Diante do acirramento da guerra no Oriente Médio e da escalada dos preços do petróleo no cenário internacional, o governo do presidente Luiz Inácio Lula da Silva (PT) tomou uma medida drástica nesta quinta-feira (12). A administração federal zerou completamente as alíquotas de PIS/Pasep e Cofins que incidem sobre o diesel e, simultaneamente, anunciou um pacote de incentivos direcionados aos produtores e importadores deste combustível essencial para a economia brasileira.
Impacto financeiro e objetivo principal
Com um custo estimado em R$ 30 bilhões para os cofres públicos, o conjunto de ações tem um objetivo claro: gerar um alívio imediato de R$ 0,64 por litro de diesel nas bombas dos postos de combustível em todo o país. A medida busca amortecer o impacto da volatilidade internacional nos preços internos, protegendo tanto os consumidores finais quanto setores estratégicos que dependem do diesel, como o transporte de cargas e a agricultura.
Compensação fiscal e neutralidade de impacto
Para financiar esta operação e garantir a neutralidade fiscal, o governo do presidente Lula vai recorrer a um mecanismo específico: a tributação sobre a exportação de petróleo. Segundo o ministro da Fazenda, Fernando Haddad, esta estratégia é fundamental para equilibrar as contas públicas. A receita gerada pelo imposto de exportação deve compensar integralmente a renúncia fiscal decorrente da redução do PIS/Pasep e Cofins, além de cobrir os custos da subvenção concedida aos produtores e importadores de diesel.
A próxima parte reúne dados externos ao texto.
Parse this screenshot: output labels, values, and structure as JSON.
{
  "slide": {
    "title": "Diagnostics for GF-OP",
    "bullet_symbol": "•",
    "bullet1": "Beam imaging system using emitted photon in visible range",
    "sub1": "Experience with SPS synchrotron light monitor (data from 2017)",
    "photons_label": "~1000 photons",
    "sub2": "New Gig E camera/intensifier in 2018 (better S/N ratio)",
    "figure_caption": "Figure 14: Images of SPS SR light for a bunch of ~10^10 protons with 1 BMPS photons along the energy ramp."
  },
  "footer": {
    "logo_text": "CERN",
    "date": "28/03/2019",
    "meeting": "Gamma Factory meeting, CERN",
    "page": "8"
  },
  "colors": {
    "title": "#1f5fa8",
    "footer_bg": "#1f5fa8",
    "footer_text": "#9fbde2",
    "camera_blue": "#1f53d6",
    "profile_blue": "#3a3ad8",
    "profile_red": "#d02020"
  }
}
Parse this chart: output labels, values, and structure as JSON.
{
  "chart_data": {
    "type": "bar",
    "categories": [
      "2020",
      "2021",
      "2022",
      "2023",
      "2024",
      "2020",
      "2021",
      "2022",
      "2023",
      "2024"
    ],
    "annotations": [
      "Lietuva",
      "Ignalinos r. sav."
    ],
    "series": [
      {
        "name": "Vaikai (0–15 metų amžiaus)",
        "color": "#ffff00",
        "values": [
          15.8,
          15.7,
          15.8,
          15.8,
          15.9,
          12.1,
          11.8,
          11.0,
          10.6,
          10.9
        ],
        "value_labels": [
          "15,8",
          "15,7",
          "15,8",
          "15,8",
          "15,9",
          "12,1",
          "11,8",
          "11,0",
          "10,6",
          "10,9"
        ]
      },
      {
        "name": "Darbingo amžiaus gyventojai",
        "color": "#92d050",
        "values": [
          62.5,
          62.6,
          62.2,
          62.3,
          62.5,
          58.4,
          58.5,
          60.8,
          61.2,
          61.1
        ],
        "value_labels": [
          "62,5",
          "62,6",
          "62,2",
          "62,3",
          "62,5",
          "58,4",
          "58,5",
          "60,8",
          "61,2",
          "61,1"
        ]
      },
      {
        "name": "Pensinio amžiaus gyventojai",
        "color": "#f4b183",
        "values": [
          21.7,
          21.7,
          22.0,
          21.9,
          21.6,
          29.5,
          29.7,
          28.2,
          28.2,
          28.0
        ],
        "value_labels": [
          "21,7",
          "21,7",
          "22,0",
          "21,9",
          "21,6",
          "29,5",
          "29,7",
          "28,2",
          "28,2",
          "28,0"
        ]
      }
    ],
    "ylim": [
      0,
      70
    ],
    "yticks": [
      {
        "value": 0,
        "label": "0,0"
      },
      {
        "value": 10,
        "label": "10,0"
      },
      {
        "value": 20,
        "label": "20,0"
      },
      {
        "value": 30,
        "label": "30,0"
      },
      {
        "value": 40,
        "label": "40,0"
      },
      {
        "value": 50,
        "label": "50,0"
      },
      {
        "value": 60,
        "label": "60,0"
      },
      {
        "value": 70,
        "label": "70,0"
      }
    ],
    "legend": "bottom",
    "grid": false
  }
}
Contexto político e econômico
O anúncio foi realizado estrategicamente na semana que antecede a próxima reunião do Comitê de Política Monetária do Banco Central (Copom). Esse timing não é casual; serve como um sinal claro de que o governo federal está atento e preocupado com os eventuais impactos da alta do petróleo na inflação brasileira. A proximidade do período eleitoral no horizonte também adiciona uma camada de complexidade política à decisão, evidenciando a sensibilidade do tema para a população.
Histórico recente e paralelos
Esta não é a primeira vez que o governo federal recorre a este tipo de medida em um contexto de crise internacional. Em 2022, em meio à disparada do petróleo provocada pelo início da guerra na Ucrânia após a invasão russa, o então presidente Jair Bolsonaro também zerou as alíquotas do PIS/Pasep e da Cofins sobre o diesel. O objetivo era idêntico: reduzir o impacto direto nos bolsos dos consumidores brasileiros.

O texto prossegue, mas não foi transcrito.